Looking at the formulas in the Minitab® 20 documentation Methods and formulas for Sample Size for Tolerance Intervals, I think you can compute the sample size in a DATA step. You can also define a function (PROC FCMP) for this purpose. The latter will be particularly convenient when it comes to creating graphs visualizing the relationship between sample size and other statistics in the context of tolerance intervals. (How do you define a "power curve" for a tolerance interval rather than a hypothesis test?)

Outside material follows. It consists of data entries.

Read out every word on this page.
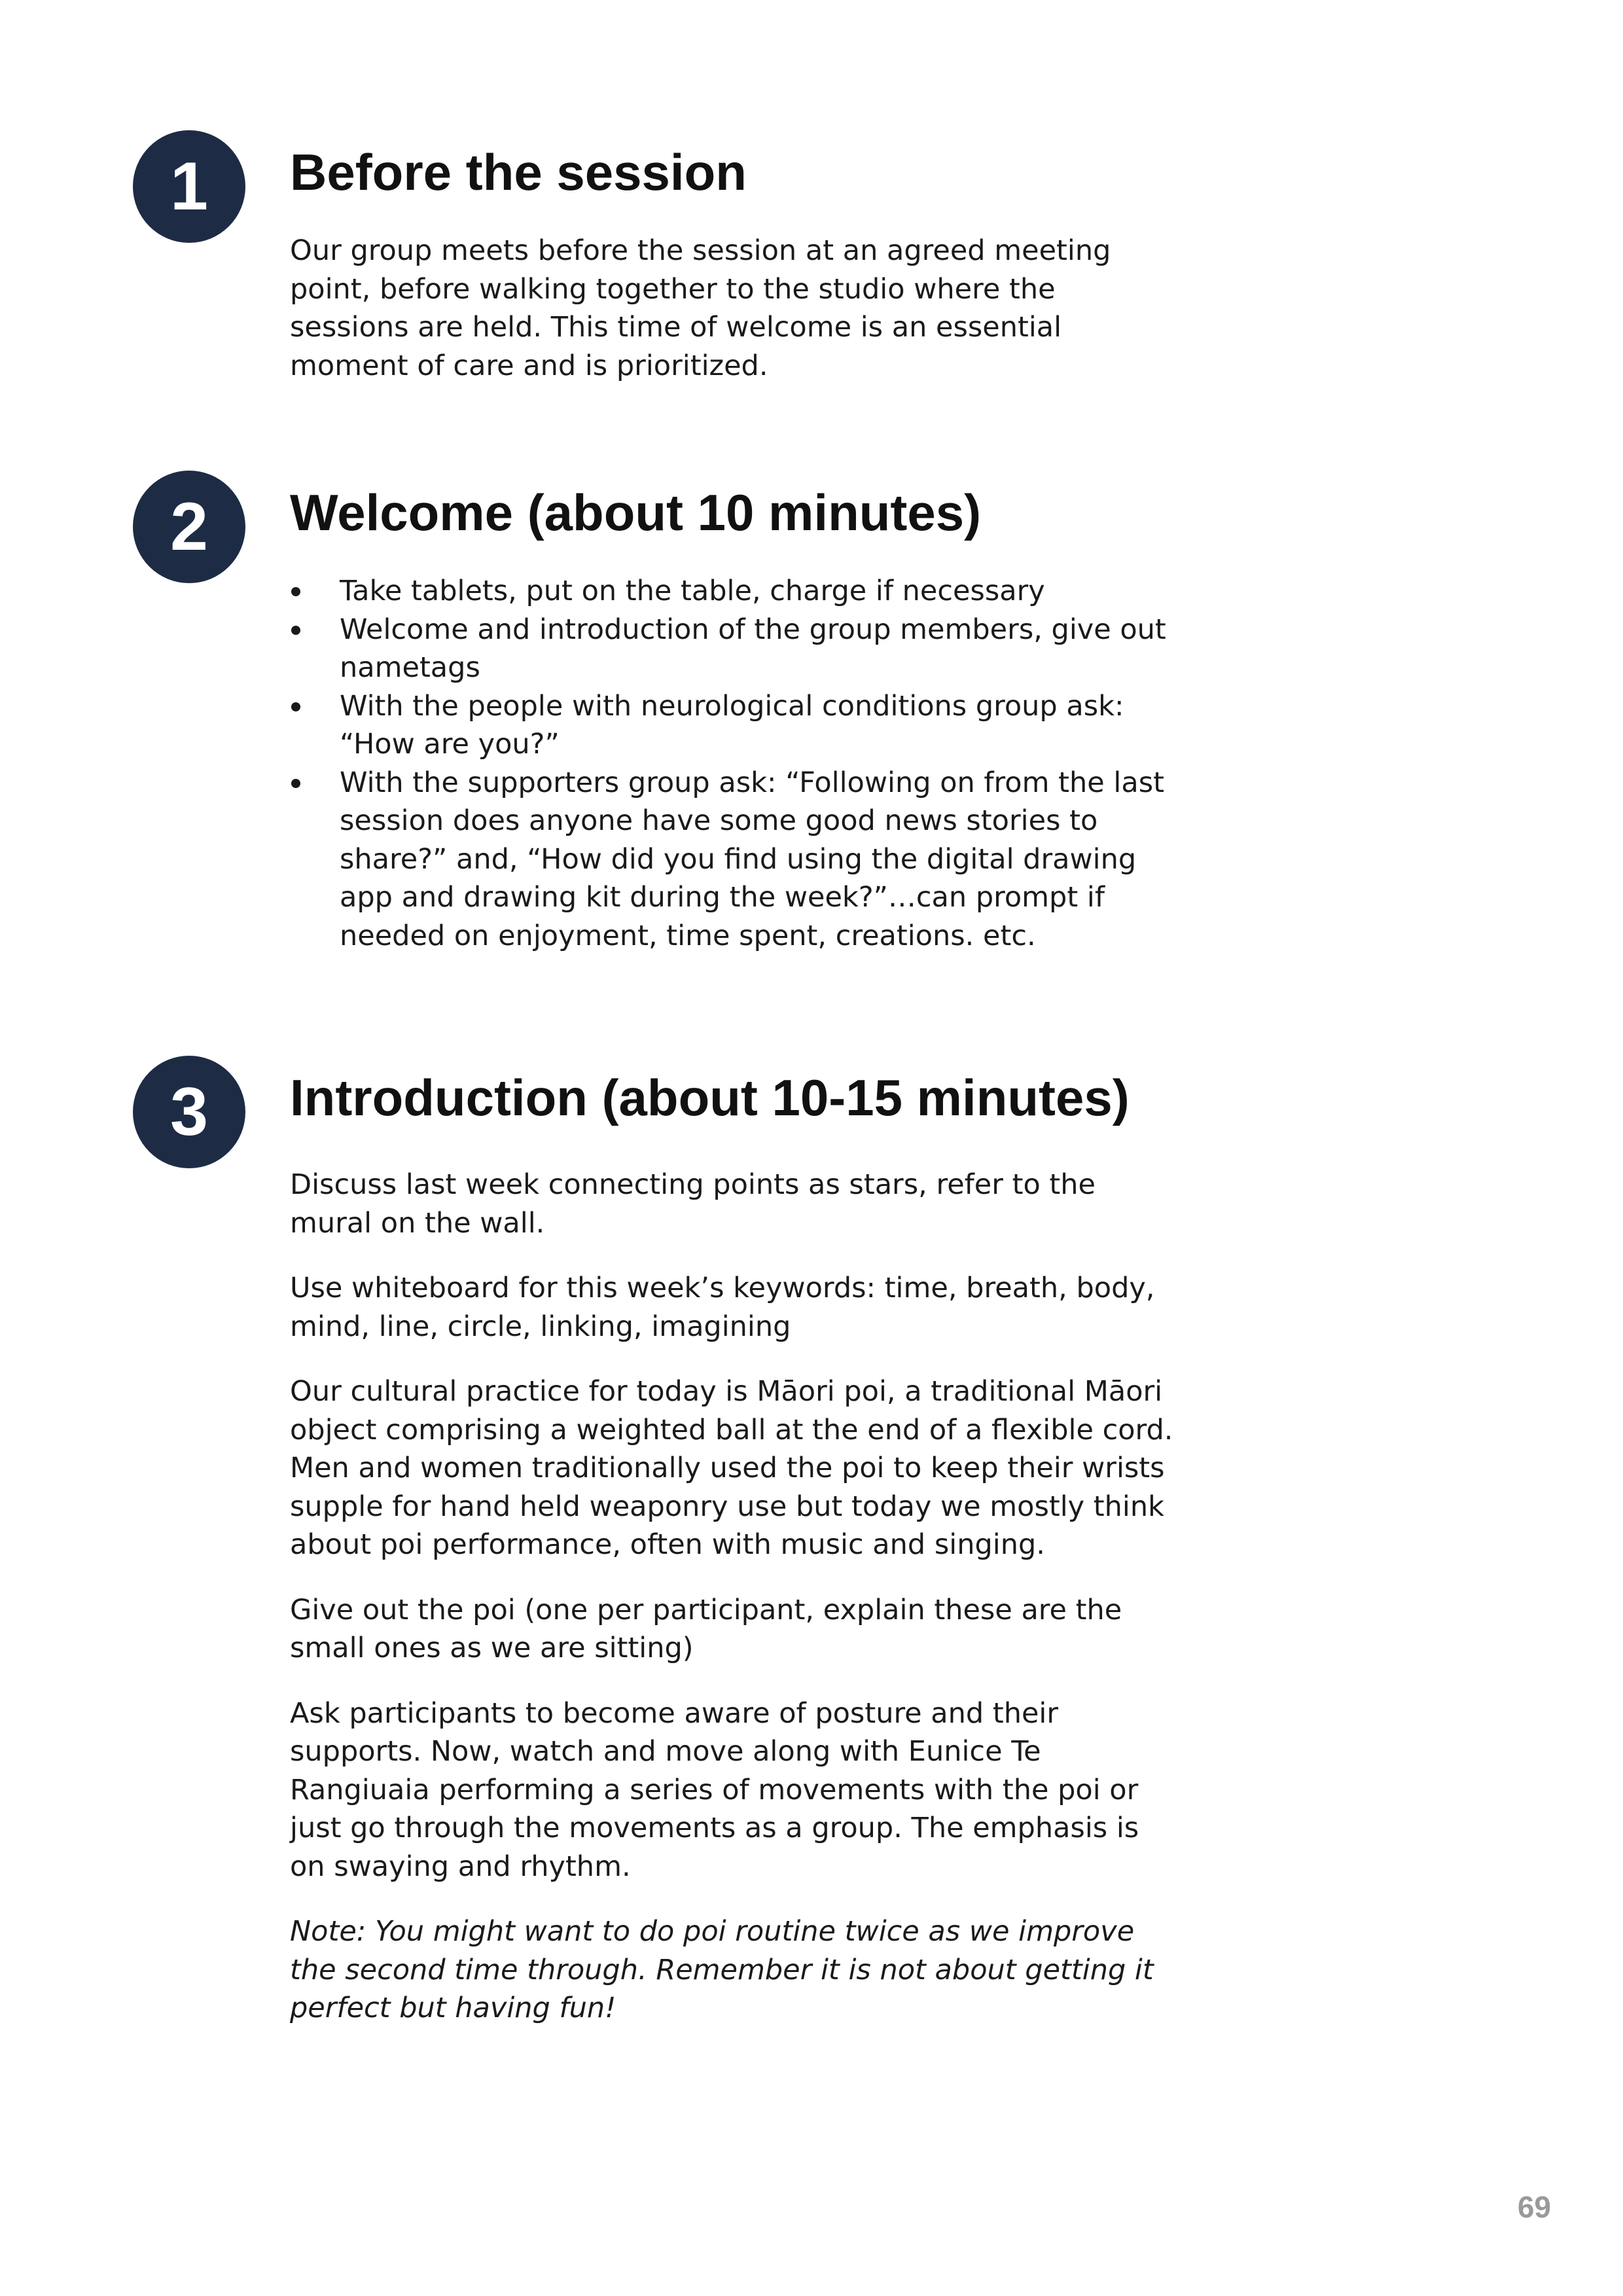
1	Before the session

Our group meets before the session at an agreed meeting point, before walking together to the studio where the sessions are held. This time of welcome is an essential moment of care and is prioritized.

2	Welcome (about 10 minutes)
Take tablets, put on the table, charge if necessary
Welcome and introduction of the group members, give out nametags
With the people with neurological conditions group ask: “How are you?”
With the supporters group ask: “Following on from the last session does anyone have some good news stories to share?” and, “How did you find using the digital drawing app and drawing kit during the week?”…can prompt if needed on enjoyment, time spent, creations. etc.
3	Introduction (about 10-15 minutes)

Discuss last week connecting points as stars, refer to the mural on the wall.

Use whiteboard for this week’s keywords: time, breath, body, mind, line, circle, linking, imagining

Our cultural practice for today is Māori poi, a traditional Māori object comprising a weighted ball at the end of a flexible cord. Men and women traditionally used the poi to keep their wrists supple for hand held weaponry use but today we mostly think about poi performance, often with music and singing.

Give out the poi (one per participant, explain these are the small ones as we are sitting)

Ask participants to become aware of posture and their supports. Now, watch and move along with Eunice Te Rangiuaia performing a series of movements with the poi or just go through the movements as a group. The emphasis is on swaying and rhythm.

Note: You might want to do poi routine twice as we improve the second time through. Remember it is not about getting it perfect but having fun!

69
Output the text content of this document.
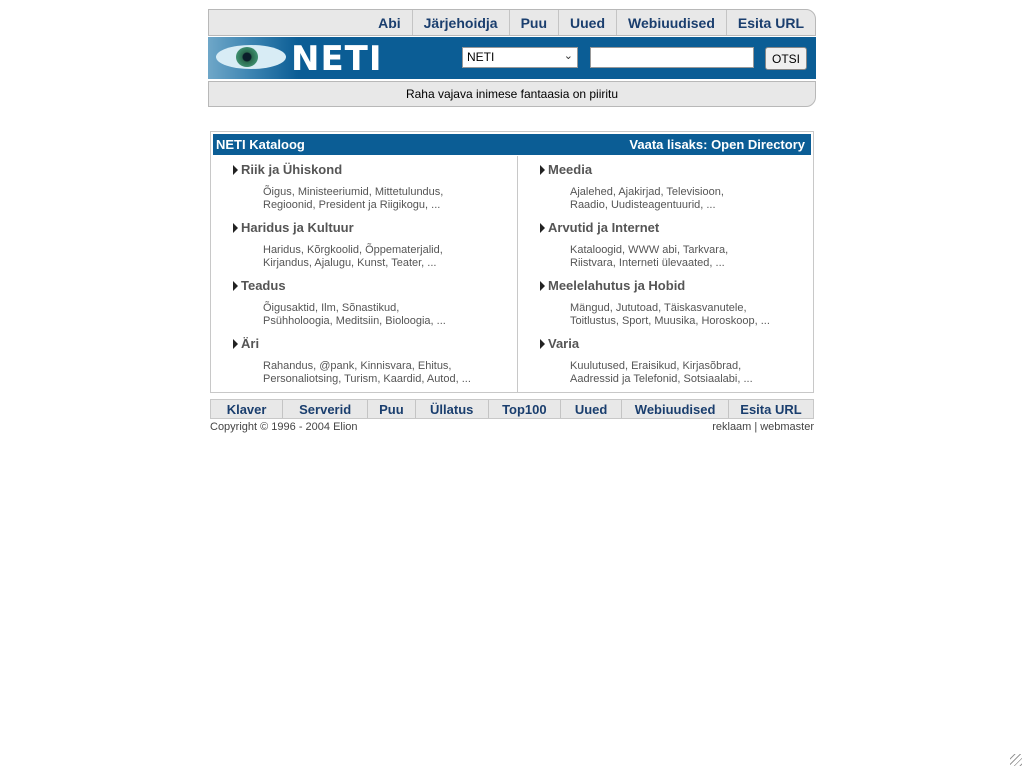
Abi	Järjehoidja	Puu	Uued	Webiuudised	Esita URL
NETI	NETI	⌄	OTSI
Raha vajava inimese fantaasia on piiritu
NETI Kataloog	Vaata lisaks: Open Directory
Riik ja Ühiskond
Õigus, Ministeeriumid, Mittetulundus,
Regioonid, President ja Riigikogu, ...
Haridus ja Kultuur
Haridus, Kõrgkoolid, Õppematerjalid,
Kirjandus, Ajalugu, Kunst, Teater, ...
Teadus
Õigusaktid, Ilm, Sõnastikud,
Psühholoogia, Meditsiin, Bioloogia, ...
Äri
Rahandus, @pank, Kinnisvara, Ehitus,
Personaliotsing, Turism, Kaardid, Autod, ...
Meedia
Ajalehed, Ajakirjad, Televisioon,
Raadio, Uudisteagentuurid, ...
Arvutid ja Internet
Kataloogid, WWW abi, Tarkvara,
Riistvara, Interneti ülevaated, ...
Meelelahutus ja Hobid
Mängud, Jututoad, Täiskasvanutele,
Toitlustus, Sport, Muusika, Horoskoop, ...
Varia
Kuulutused, Eraisikud, Kirjasõbrad,
Aadressid ja Telefonid, Sotsiaalabi, ...
Klaver	Serverid	Puu	Üllatus	Top100	Uued	Webiuudised	Esita URL
Copyright © 1996 - 2004 Elion	reklaam | webmaster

Here is an example for the case of a normal distribution: The DATA step below simply passes through the sample sizes n=2, 3, 4, ..., until the criterion for the one-sided tolerance interval is met (see the Minitab documentation linked above; I denote their parameters a, a* and e by a, ax and e, respectively).
data want;
a=0.05;
p=0.95;
e=0.03;
ax=0.05;
do n=2 to 1e6 until(q1<=q2);
q1=quantile('t',1-a,n-1,probit(p)*sqrt(n));
q2=quantile('t',ax,n-1,probit(p+e)*sqrt(n));
end;
put n=;
run;
The same result, n=177, can be obtained with the user-defined function ntolu defined below:
proc fcmp outlib=work.funcs.test;
function f(a,p,e,ax,n);
return(quantile('t', ax,n-1,sqrt(n)*probit(p+e))
-quantile('t',1-a,n-1,sqrt(n)*probit(p)));
endsub;
function ntolu(a,p,e,ax,init);
n=ceil(solve('f',{init},0,a,p,e,ax,.));
return(n);
endsub;
run;
options cmplib=work.funcs;
data _null_;
n=ntolu(0.05,0.95,0.03,0.05,100);
put n=;
run;
For other parameter values you may or may not need to adjust the initial value (init=100) in the last argument of the function.
Simulated data could be used to verify that the sample size is sufficient to achieve the target values specified in the parameters.